Over the years, convicted murderer Bert Spencer (born 1939) has been mentioned in the media as a possible suspect in the murder. Spencer, a uniformed ambulance driver who worked at Corbett Hospital in Stourbridge lived in Wordsley and was a neighbour of Bridgewater, living five houses away. He was investigated by police in the immediate aftermath of the murder, not least because he drove a blue Vauxhall Viva – the same type of car which had been seen at the farm on the afternoon of the murder. Witnesses also said that the driver of the car was a uniformed man. Spencer had a shotgun licence and was regularly allowed to shoot at Yew Tree Farm. However, he was eliminated from police inquiries within a few months after the arrest of the four other suspects. In December 1979, at a party at neighbouring Holloway Farm to celebrate Spencer's 40th birthday, Spencer shot dead 70-year-old Hubert Wilkes. He admitted to this while claiming it was a case of manslaughter and not murder. Like Carl, Hubert Wilkes had been shot while sitting on a sofa. Spencer was imprisoned for life in 1980 and served 15 years before being paroled in 1995.

Spencer is featured in a book, Scapegoat for Murder: The Truth About the Killing of Carl Bridgewater (D&B Publishing), written by true crime author, Simon W. Golding. The author invited criminologist David Wilson to interview Spencer, and in June 2016, Channel 4 screened a television documentary, Interview with a Murderer.
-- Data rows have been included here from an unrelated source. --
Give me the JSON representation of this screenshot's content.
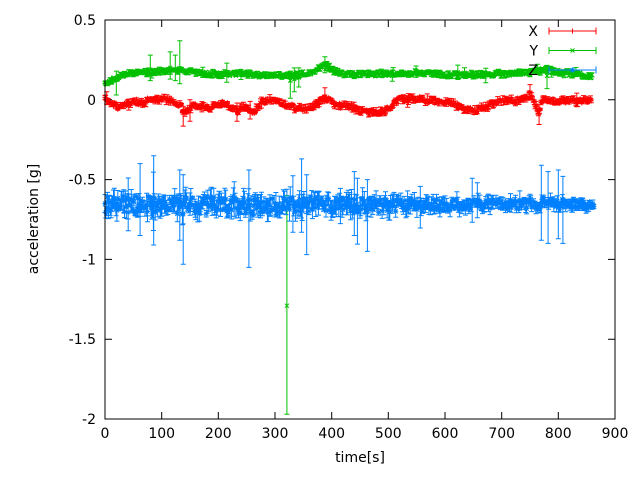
{
  "chart_data": {
    "type": "line",
    "style": "errorbars",
    "title": "",
    "xlabel": "time[s]",
    "ylabel": "acceleration [g]",
    "xlim": [
      0,
      900
    ],
    "ylim": [
      -2,
      0.5
    ],
    "xtick_values": [
      0,
      100,
      200,
      300,
      400,
      500,
      600,
      700,
      800,
      900
    ],
    "xtick_labels": [
      "0",
      "100",
      "200",
      "300",
      "400",
      "500",
      "600",
      "700",
      "800",
      "900"
    ],
    "ytick_values": [
      0.5,
      0,
      -0.5,
      -1,
      -1.5,
      -2
    ],
    "ytick_labels": [
      "0.5",
      "0",
      "-0.5",
      "-1",
      "-1.5",
      "-2"
    ],
    "grid": false,
    "legend_position": "top-right-inside",
    "frame_color": "#000000",
    "text_color": "#000000",
    "sample_step": 1.5,
    "series": [
      {
        "name": "X",
        "color": "#ff0000",
        "marker": "plus",
        "seed": 11,
        "trange": [
          0,
          858
        ],
        "keypoints": [
          [
            0,
            0.015
          ],
          [
            8,
            -0.01
          ],
          [
            20,
            -0.045
          ],
          [
            35,
            -0.035
          ],
          [
            50,
            -0.01
          ],
          [
            65,
            -0.02
          ],
          [
            80,
            0
          ],
          [
            100,
            0.005
          ],
          [
            120,
            -0.01
          ],
          [
            133,
            -0.03
          ],
          [
            140,
            -0.09
          ],
          [
            148,
            -0.05
          ],
          [
            165,
            -0.035
          ],
          [
            185,
            -0.045
          ],
          [
            205,
            -0.02
          ],
          [
            222,
            -0.04
          ],
          [
            233,
            -0.07
          ],
          [
            243,
            -0.04
          ],
          [
            252,
            -0.06
          ],
          [
            262,
            -0.075
          ],
          [
            275,
            -0.02
          ],
          [
            290,
            0.005
          ],
          [
            305,
            -0.01
          ],
          [
            326,
            -0.04
          ],
          [
            340,
            -0.055
          ],
          [
            360,
            -0.05
          ],
          [
            376,
            -0.02
          ],
          [
            388,
            0.015
          ],
          [
            400,
            -0.02
          ],
          [
            415,
            -0.035
          ],
          [
            435,
            -0.04
          ],
          [
            450,
            -0.07
          ],
          [
            470,
            -0.08
          ],
          [
            490,
            -0.075
          ],
          [
            505,
            -0.04
          ],
          [
            520,
            0
          ],
          [
            540,
            0.01
          ],
          [
            558,
            0
          ],
          [
            575,
            -0.005
          ],
          [
            595,
            -0.015
          ],
          [
            615,
            -0.025
          ],
          [
            632,
            -0.055
          ],
          [
            648,
            -0.07
          ],
          [
            662,
            -0.055
          ],
          [
            675,
            -0.04
          ],
          [
            690,
            -0.015
          ],
          [
            706,
            -0.005
          ],
          [
            722,
            -0.005
          ],
          [
            738,
            0.005
          ],
          [
            750,
            0.035
          ],
          [
            758,
            -0.02
          ],
          [
            766,
            -0.08
          ],
          [
            772,
            0.015
          ],
          [
            780,
            0
          ],
          [
            795,
            -0.01
          ],
          [
            815,
            -0.005
          ],
          [
            835,
            -0.01
          ],
          [
            858,
            0
          ]
        ],
        "band_keypoints": [
          [
            0,
            0.018
          ],
          [
            858,
            0.018
          ]
        ],
        "err_base": 0.004,
        "err_rand": 0.014,
        "err_scale_keypoints": [
          [
            0,
            1
          ],
          [
            858,
            1
          ]
        ],
        "spike_prob": 0.02,
        "spike_mult": 2.2,
        "outliers": [
          {
            "t": 3,
            "y": 0.01,
            "lo": -0.03,
            "hi": 0.05
          },
          {
            "t": 138,
            "y": -0.09,
            "lo": -0.165,
            "hi": -0.04
          },
          {
            "t": 150,
            "y": -0.05,
            "lo": -0.135,
            "hi": 0.0
          },
          {
            "t": 233,
            "y": -0.07,
            "lo": -0.135,
            "hi": -0.02
          },
          {
            "t": 256,
            "y": -0.06,
            "lo": -0.12,
            "hi": -0.01
          },
          {
            "t": 388,
            "y": 0.03,
            "lo": -0.01,
            "hi": 0.075
          },
          {
            "t": 750,
            "y": 0.05,
            "lo": 0.0,
            "hi": 0.095
          },
          {
            "t": 766,
            "y": -0.09,
            "lo": -0.155,
            "hi": -0.03
          }
        ]
      },
      {
        "name": "Y",
        "color": "#00c000",
        "marker": "cross",
        "seed": 22,
        "trange": [
          0,
          860
        ],
        "keypoints": [
          [
            0,
            0.105
          ],
          [
            10,
            0.12
          ],
          [
            25,
            0.15
          ],
          [
            40,
            0.165
          ],
          [
            60,
            0.17
          ],
          [
            85,
            0.175
          ],
          [
            110,
            0.18
          ],
          [
            132,
            0.185
          ],
          [
            150,
            0.175
          ],
          [
            175,
            0.165
          ],
          [
            200,
            0.16
          ],
          [
            230,
            0.165
          ],
          [
            260,
            0.155
          ],
          [
            290,
            0.15
          ],
          [
            320,
            0.15
          ],
          [
            345,
            0.16
          ],
          [
            365,
            0.17
          ],
          [
            383,
            0.205
          ],
          [
            392,
            0.215
          ],
          [
            400,
            0.185
          ],
          [
            415,
            0.165
          ],
          [
            440,
            0.16
          ],
          [
            470,
            0.16
          ],
          [
            500,
            0.165
          ],
          [
            530,
            0.17
          ],
          [
            560,
            0.165
          ],
          [
            590,
            0.16
          ],
          [
            620,
            0.158
          ],
          [
            650,
            0.155
          ],
          [
            680,
            0.16
          ],
          [
            710,
            0.165
          ],
          [
            740,
            0.17
          ],
          [
            762,
            0.18
          ],
          [
            778,
            0.19
          ],
          [
            795,
            0.175
          ],
          [
            815,
            0.165
          ],
          [
            835,
            0.16
          ],
          [
            860,
            0.145
          ]
        ],
        "band_keypoints": [
          [
            0,
            0.015
          ],
          [
            860,
            0.015
          ]
        ],
        "err_base": 0.004,
        "err_rand": 0.012,
        "err_scale_keypoints": [
          [
            0,
            1
          ],
          [
            860,
            1
          ]
        ],
        "spike_prob": 0.025,
        "spike_mult": 2.2,
        "outliers": [
          {
            "t": 20,
            "y": 0.13,
            "lo": 0.03,
            "hi": 0.18
          },
          {
            "t": 80,
            "y": 0.19,
            "lo": 0.12,
            "hi": 0.28
          },
          {
            "t": 115,
            "y": 0.2,
            "lo": 0.13,
            "hi": 0.3
          },
          {
            "t": 124,
            "y": 0.19,
            "lo": 0.12,
            "hi": 0.28
          },
          {
            "t": 132,
            "y": 0.19,
            "lo": 0.1,
            "hi": 0.37
          },
          {
            "t": 215,
            "y": 0.17,
            "lo": 0.11,
            "hi": 0.23
          },
          {
            "t": 321,
            "y": -1.29,
            "lo": -1.97,
            "hi": -0.6
          },
          {
            "t": 327,
            "y": 0.12,
            "lo": 0.01,
            "hi": 0.18
          },
          {
            "t": 334,
            "y": 0.13,
            "lo": 0.05,
            "hi": 0.2
          },
          {
            "t": 342,
            "y": 0.14,
            "lo": 0.08,
            "hi": 0.2
          },
          {
            "t": 388,
            "y": 0.22,
            "lo": 0.17,
            "hi": 0.27
          },
          {
            "t": 780,
            "y": 0.15,
            "lo": 0.07,
            "hi": 0.21
          }
        ]
      },
      {
        "name": "Z",
        "color": "#0080ff",
        "marker": "star",
        "seed": 33,
        "trange": [
          0,
          863
        ],
        "keypoints": [
          [
            0,
            -0.655
          ],
          [
            40,
            -0.66
          ],
          [
            90,
            -0.655
          ],
          [
            140,
            -0.665
          ],
          [
            200,
            -0.66
          ],
          [
            260,
            -0.668
          ],
          [
            320,
            -0.66
          ],
          [
            380,
            -0.655
          ],
          [
            440,
            -0.662
          ],
          [
            500,
            -0.665
          ],
          [
            560,
            -0.66
          ],
          [
            620,
            -0.658
          ],
          [
            680,
            -0.655
          ],
          [
            740,
            -0.652
          ],
          [
            790,
            -0.648
          ],
          [
            863,
            -0.655
          ]
        ],
        "band_keypoints": [
          [
            0,
            0.05
          ],
          [
            150,
            0.055
          ],
          [
            300,
            0.05
          ],
          [
            420,
            0.045
          ],
          [
            520,
            0.04
          ],
          [
            620,
            0.035
          ],
          [
            720,
            0.031
          ],
          [
            863,
            0.027
          ]
        ],
        "err_base": 0.008,
        "err_rand": 0.065,
        "err_scale_keypoints": [
          [
            0,
            1
          ],
          [
            420,
            1
          ],
          [
            600,
            0.7
          ],
          [
            863,
            0.45
          ]
        ],
        "spike_prob": 0.035,
        "spike_mult": 2.4,
        "outliers": [
          {
            "t": 41,
            "y": -0.66,
            "lo": -0.82,
            "hi": -0.49
          },
          {
            "t": 62,
            "y": -0.655,
            "lo": -0.85,
            "hi": -0.4
          },
          {
            "t": 86,
            "y": -0.66,
            "lo": -0.91,
            "hi": -0.35
          },
          {
            "t": 132,
            "y": -0.665,
            "lo": -0.88,
            "hi": -0.44
          },
          {
            "t": 138,
            "y": -0.665,
            "lo": -1.03,
            "hi": -0.47
          },
          {
            "t": 254,
            "y": -0.66,
            "lo": -1.05,
            "hi": -0.44
          },
          {
            "t": 347,
            "y": -0.66,
            "lo": -0.83,
            "hi": -0.37
          },
          {
            "t": 356,
            "y": -0.66,
            "lo": -0.97,
            "hi": -0.47
          },
          {
            "t": 440,
            "y": -0.662,
            "lo": -0.85,
            "hi": -0.45
          },
          {
            "t": 463,
            "y": -0.663,
            "lo": -0.95,
            "hi": -0.5
          },
          {
            "t": 770,
            "y": -0.65,
            "lo": -0.88,
            "hi": -0.41
          },
          {
            "t": 782,
            "y": -0.65,
            "lo": -0.9,
            "hi": -0.45
          },
          {
            "t": 800,
            "y": -0.649,
            "lo": -0.87,
            "hi": -0.44
          },
          {
            "t": 808,
            "y": -0.649,
            "lo": -0.9,
            "hi": -0.48
          }
        ]
      }
    ]
  }
}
In the course of the "interview of the year", Spencer's daughter revealed that she felt that her father was at Yew Tree Farm on the day of Bridgewater's killing "and possibly saw something". An ambulance station secretary (who was also a friend) who had provided the "cast iron" alibi that he had been "at work all day", admitted that she could not be sure that Spencer had not left at some point. Prof. Wilson, in his final meeting with Spencer, told him that he saw through Spencer's "kindly old grandfather schtick", adding that a P-scan test indicated Spencer was a manipulative and callous psychopath. The documentary concluded with Wilson interviewing Spencer's former wife, who had not spoken publicly before. She said that the day after the murder, Spencer told her he was disposing of his shotgun. She added that, Spencer having chosen to revive the issue to protest his innocence, it seemed likely that the police would reopen the case. However, in March 2017, after looking at the allegations in the television programme, the police told Spencer they would not be taking any action against him.

Spencer initiated court proceedings in May 2024 against author Simon W. Golding, as he claims Golding's book Scapegoat for Murder: The Truth About the Killing of Carl Bridgewater is plagiarized from his own manuscripts, prepared while he was in prison - in 1993/4 with his cell mate, Frank Roden. Golding said: “I’ll go to prison before I send him a penny. The over-riding emotion is anger.”

To date, neither Spencer nor anyone else other than the Bridgewater Four has been charged with the murder of Carl Bridgewater.